Having already served as health-care head for 19 previous jamborees, Watts said the 120 medical volunteers who will tend to the youth have to be prepared for just about anything. There could be allergic reactions, youth might have philosophical nutritional requirements, and the fact that Ramadan begins while the camp is on might mean some participants are fasting during full days of programming.

“We have Scouters who are Muslim clerics who will guide us on that. We take into account all of this. Scouting truly is a world organization and we’re practising Scouting within Canada, but there’s all of the multiculturalism that goes with it,” said Watts.

There will be French-speaking Scouts from Quebec at the jamboree, and even a few dozen Scouts from Taiwan making the trip. There are four physicians, 15 paramedics and eight registered nurses volunteering for the cause, and they are prepared to deal with language issues and whatever else comes along.

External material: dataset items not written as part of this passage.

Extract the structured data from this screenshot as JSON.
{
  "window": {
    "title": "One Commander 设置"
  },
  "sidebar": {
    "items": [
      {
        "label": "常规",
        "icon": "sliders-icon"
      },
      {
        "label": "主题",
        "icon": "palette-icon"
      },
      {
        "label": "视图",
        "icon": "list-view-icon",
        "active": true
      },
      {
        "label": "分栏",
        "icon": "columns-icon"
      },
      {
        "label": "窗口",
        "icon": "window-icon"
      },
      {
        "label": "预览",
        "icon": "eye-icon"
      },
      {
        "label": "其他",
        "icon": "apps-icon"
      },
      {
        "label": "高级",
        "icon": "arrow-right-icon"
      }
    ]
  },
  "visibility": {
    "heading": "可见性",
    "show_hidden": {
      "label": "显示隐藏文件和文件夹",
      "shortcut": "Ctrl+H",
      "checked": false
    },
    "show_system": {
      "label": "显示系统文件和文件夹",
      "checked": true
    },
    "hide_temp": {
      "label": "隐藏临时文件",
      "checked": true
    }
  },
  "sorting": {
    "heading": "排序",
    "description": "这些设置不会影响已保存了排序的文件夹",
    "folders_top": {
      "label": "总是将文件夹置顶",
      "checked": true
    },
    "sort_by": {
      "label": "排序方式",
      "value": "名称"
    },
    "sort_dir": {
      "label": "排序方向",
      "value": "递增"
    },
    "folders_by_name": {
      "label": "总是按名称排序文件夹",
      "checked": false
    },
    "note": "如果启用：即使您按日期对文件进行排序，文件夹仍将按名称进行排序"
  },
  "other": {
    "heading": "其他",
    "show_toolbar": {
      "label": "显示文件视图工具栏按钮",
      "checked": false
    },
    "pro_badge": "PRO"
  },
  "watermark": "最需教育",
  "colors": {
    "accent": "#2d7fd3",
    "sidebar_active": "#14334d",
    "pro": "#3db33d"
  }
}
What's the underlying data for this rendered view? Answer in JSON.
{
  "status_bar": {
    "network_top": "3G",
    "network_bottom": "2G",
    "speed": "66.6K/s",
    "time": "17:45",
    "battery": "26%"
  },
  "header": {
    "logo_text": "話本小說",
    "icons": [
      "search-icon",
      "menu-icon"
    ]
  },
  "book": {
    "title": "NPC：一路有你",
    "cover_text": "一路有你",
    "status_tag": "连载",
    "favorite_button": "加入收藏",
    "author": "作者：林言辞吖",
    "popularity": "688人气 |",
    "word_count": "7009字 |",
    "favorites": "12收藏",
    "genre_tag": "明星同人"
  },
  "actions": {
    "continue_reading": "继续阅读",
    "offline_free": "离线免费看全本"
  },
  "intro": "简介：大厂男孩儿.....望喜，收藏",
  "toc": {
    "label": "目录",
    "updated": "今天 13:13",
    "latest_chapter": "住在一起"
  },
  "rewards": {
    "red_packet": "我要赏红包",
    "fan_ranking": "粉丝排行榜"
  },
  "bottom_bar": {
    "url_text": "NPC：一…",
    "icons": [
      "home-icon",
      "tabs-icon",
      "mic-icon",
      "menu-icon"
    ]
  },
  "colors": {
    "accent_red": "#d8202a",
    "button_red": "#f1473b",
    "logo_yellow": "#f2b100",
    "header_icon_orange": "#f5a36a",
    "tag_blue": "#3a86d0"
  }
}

Along with the approximately 5,000 youth and troop leaders set to attend are 1,600 volunteers and an average of 1,500 visitors per day. On both July 9 and July 11, the 100-acre camp will be open to the public for hourly tours from 9 a.m. to 6 p.m.

Work has been ongoing at the camp for days, with upgrades to the camp’s water system and resurfacing of internal roads among the permanent improvements being made.

Food to feed the thousands of attendees is being stored in multiple refrigerated warehouses in Calgary and will be trucked up daily during the event.

This is the 12th national jamboree to be held, the last one being in 2007 in conjunction with the 100th anniversary of Scouting in Canada. The last national jamboree in Alberta was held in 1981 in Kananaskis, drawing about 25,000 Scouts.

The event gets underway Saturday with opening ceremonies at 7 p.m. followed by a concert by musical comedy trio The Arrogant Worms. Lt.-Gov. Donald Ethell and other dignitaries are set to attend.

During the week, Scouts will enjoy a number of activities at the camp and will take trips to such places as the Calgary Stampede and Wetaskiwin’s Reynolds Museum.

On July 8 at 10:31 a.m., Scouts will make contact via ham radio with the International Space Station, said Watts.